Dear Word Detective: Why is right “right” but left “sinister”? I just read your treatise on good/god and evil/devil, when I started to wonder why “right” (opposite of left) is “right” (opposite of wrong) but “left” from Latin has gotten such a bum rap. — Topi Linkala.

That’s an interesting question. The column you mention was a response to a newspaper clipping, sent along by a reader, which read “If you start dwelling on the fact that you only have to add a ‘d’ to evil to get devil, you soon notice that by taking an ‘o’ away from good, you end up with God.” I wasn’t certain what that was supposed to prove in the first place, but I went ahead and explained, at length, that “good,” “god,” “evil” and “devil” are all completely unrelated words. Readers interested in the details can find the column at www.word-detective.com/2010/09/10/good-god-evil-and-devil.

While it apparently seems to many people that there must be a connection between “good” and “god” and “evil” and “devil,” I’d be willing to bet that many people assume that the “right” of “right-hand turn” is probably a different word from the “right” of “right and wrong” or the “right” of “civil rights.” But there really only one “right” in that lineup. From your “right” to vote to “righting” a capsized boat, it’s all one word.

The root sense of “right” (from the Indo-European root “reg”) is “to move in a straight line” or, figuratively, “to rule or guide.” In Latin, the derivative “rectus” meant “straight” (and gave us such words as “rectify” and “rectitude”), and “rex,” drawn from the same source, meant “leader or king.”

As the ancestors of our modern noun “right” percolated through various European languages, the basic sense was “that which is proper, just and good,” which became the initial sense in English as well. This was the origin of our modern sense of “rights” (things we are entitled to do or have) as well as “right” meaning “correct” in both the moral sense and the logical sense (e.g., the “right” answer to a math problem). “Right” as an adjective was also used to mean simply “straight” (as in a “right road”), but that usage is now obsolete.

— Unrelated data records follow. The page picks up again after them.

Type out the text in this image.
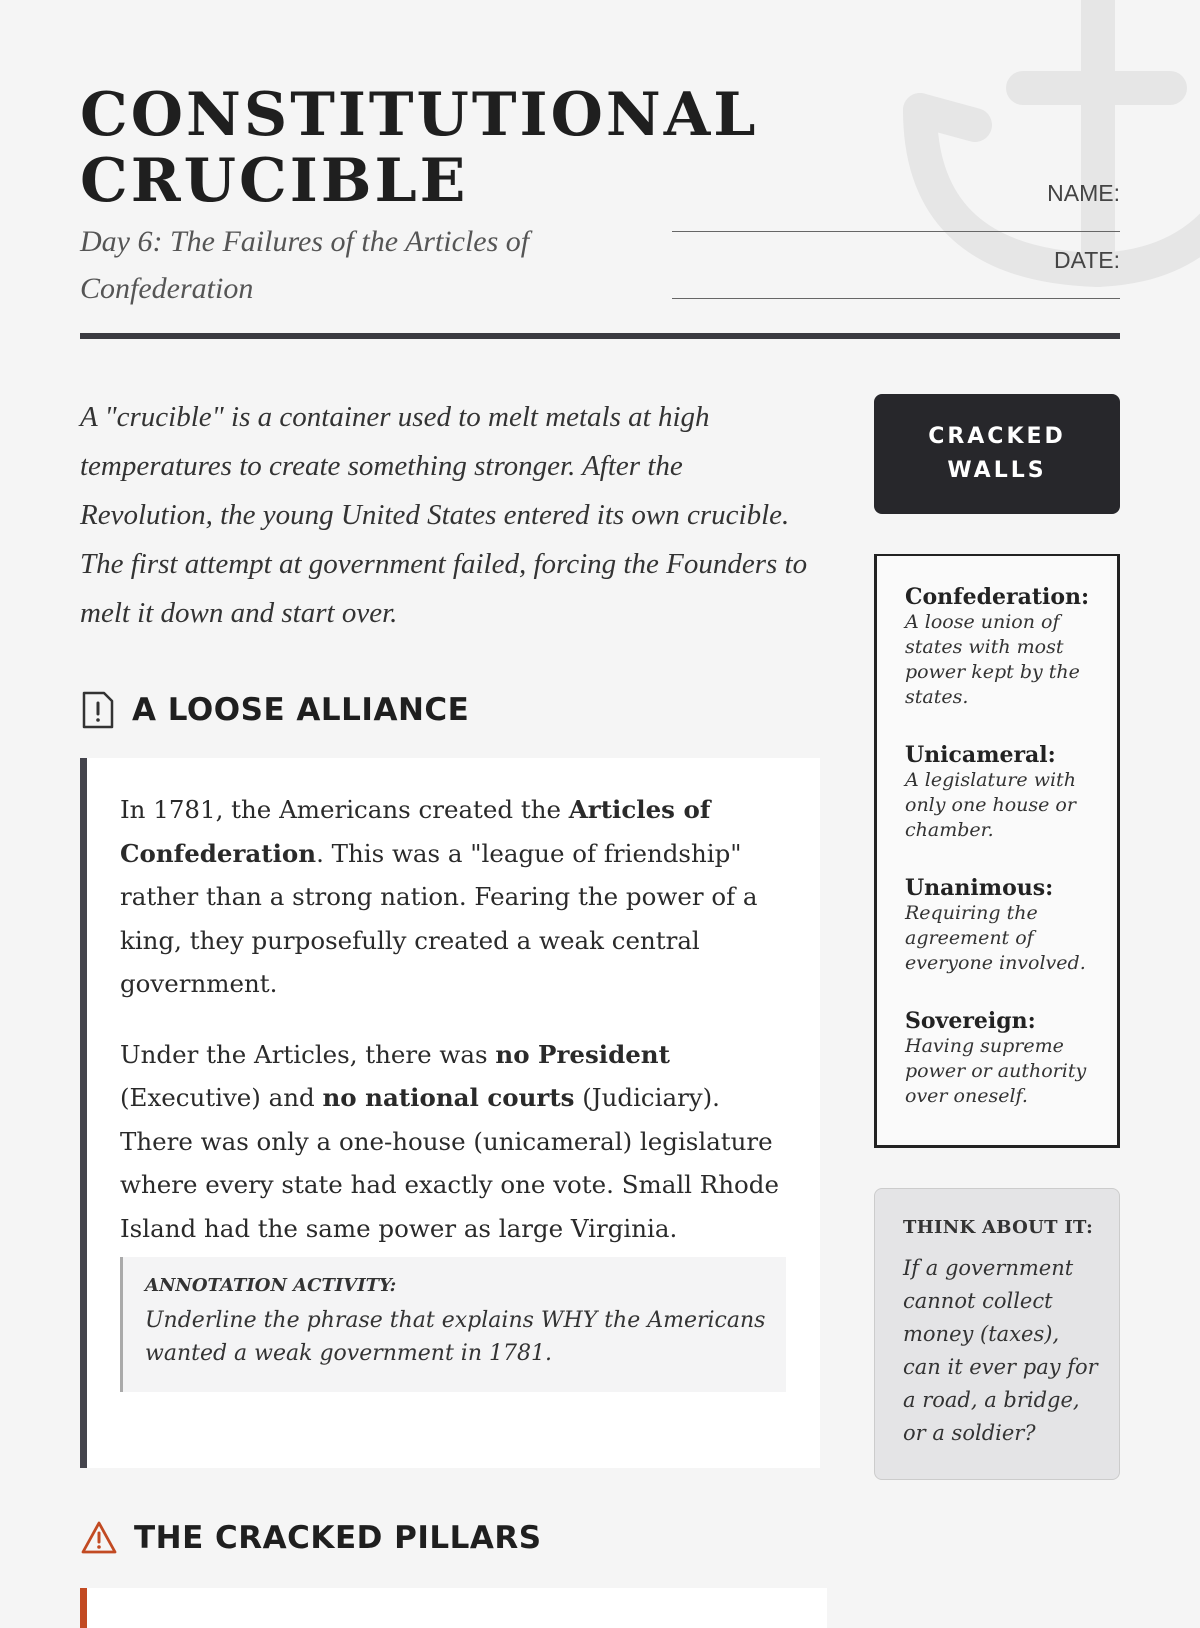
CONSTITUTIONAL
CRUCIBLE
Day 6: The Failures of the Articles of Confederation
NAME:
DATE:

A "crucible" is a container used to melt metals at high temperatures to create something stronger. After the Revolution, the young United States entered its own crucible. The first attempt at government failed, forcing the Founders to melt it down and start over.

A LOOSE ALLIANCE

In 1781, the Americans created the Articles of Confederation. This was a "league of friendship" rather than a strong nation. Fearing the power of a king, they purposefully created a weak central government.

Under the Articles, there was no President (Executive) and no national courts (Judiciary). There was only a one-house (unicameral) legislature where every state had exactly one vote. Small Rhode Island had the same power as large Virginia.

ANNOTATION ACTIVITY:
Underline the phrase that explains WHY the Americans wanted a weak government in 1781.
THE CRACKED PILLARS
CRACKED WALLS
Confederation:
A loose union of states with most power kept by the states.
Unicameral:
A legislature with only one house or chamber.
Unanimous:
Requiring the agreement of everyone involved.
Sovereign:
Having supreme power or authority over oneself.
THINK ABOUT IT:
If a government cannot collect money (taxes), can it ever pay for a road, a bridge, or a soldier?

The use of “right” as the opposite of “left” came from the simple fact that most humans are “right-handed” and that was considered the “proper” or “correct” hand because it was generally the stronger and more dexterous (a word which comes from the Latin “dexter,” meaning both “skillful” and “right” as in “right-handed”). This use of “right” as a relative direction arose in English in the early 13th century. “Right” went on to develop dozens of meanings in all these senses (stronger hand, morally upright, individual rights, etc.) and was a smashing popular success.

“Left,” on the other hand (yuk yuk), has had a hard time from day one. The word “left” itself comes from Old English roots meaning “weak” or “foolish,” and it didn’t assume its place as the opposite of “right” until the 13th century. Interestingly, “left” replaced the Old English “winestra” as the common term for the side of the body opposite to “right.” Oddly enough, the old “winestra” also meant “friendlier,” and the name is thought to have been a euphemism employed to avoid antagonizing the evil spirits that were thought to dwell in the left side of the body. (Seriously. Have you ever taken a good look at your left hand?)